6. Transfer the dough to a well oiled bowl and roll the dough around, coating it with the oil. Cover the bowl with a kitchen towel and set in a warm space in your home. Let sit to rise until it has doubled it's size, roughly 1 1/2 hours.
7. Punch in the middle of the dough to make it deflate and then take it out and set it on a well floured surface. Cover with the kitchen towel and let rest for ten minutes. Grease a 9x13 inch pan.
8. Roll the dough out into a wide rectangle shape roughly 20 inches by 13 inches.
Filling
9. Combine the brown sugar, cinnamon, and ginger. Using a brush, spread the coconut oil over the entire surface of the dough. Sprinkle the brown sugar/cinnamon mixture evenly over the dough. Drop spoonfuls of the strawberry sauce evenly over the dough.
Cinnamon Rolls
10. Roll up the dough, with the long end facing you, and wipe away any of the excess sauce that squishes out (because it will). Cut the dough into 12 cinnamon rolls and place cut side up in 4 rows of three.
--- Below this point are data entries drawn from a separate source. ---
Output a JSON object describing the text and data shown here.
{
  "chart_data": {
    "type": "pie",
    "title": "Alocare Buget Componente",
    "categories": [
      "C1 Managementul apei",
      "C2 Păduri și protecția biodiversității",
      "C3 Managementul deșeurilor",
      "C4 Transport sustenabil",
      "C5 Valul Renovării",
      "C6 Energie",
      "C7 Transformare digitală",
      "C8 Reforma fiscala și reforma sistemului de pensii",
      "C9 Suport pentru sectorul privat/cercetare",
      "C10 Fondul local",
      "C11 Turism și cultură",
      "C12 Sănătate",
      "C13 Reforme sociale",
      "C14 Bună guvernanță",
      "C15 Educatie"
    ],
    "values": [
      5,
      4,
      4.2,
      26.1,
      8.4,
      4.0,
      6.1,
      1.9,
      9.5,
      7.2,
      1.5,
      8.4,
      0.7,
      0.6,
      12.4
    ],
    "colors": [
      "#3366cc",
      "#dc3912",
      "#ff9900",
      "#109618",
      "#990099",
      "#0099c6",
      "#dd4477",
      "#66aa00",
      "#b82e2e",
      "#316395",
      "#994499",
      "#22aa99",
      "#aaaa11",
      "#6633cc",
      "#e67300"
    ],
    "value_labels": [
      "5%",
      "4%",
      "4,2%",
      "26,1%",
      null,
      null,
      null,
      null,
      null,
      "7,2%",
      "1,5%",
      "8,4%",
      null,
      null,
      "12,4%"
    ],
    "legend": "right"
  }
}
11. Cover and let rise for 1 hour in a warm space in your house. Preheat oven to 375 degrees.
12. Bake the cinnamon rolls uncovered, for 20 minutes and let sit to cool for 10 minutes.
Icing
13. Whisk together orange juice, orange zest, and powdered sugar. Ice Cinnamon rolls after they have cooled for 10 minutes and serve!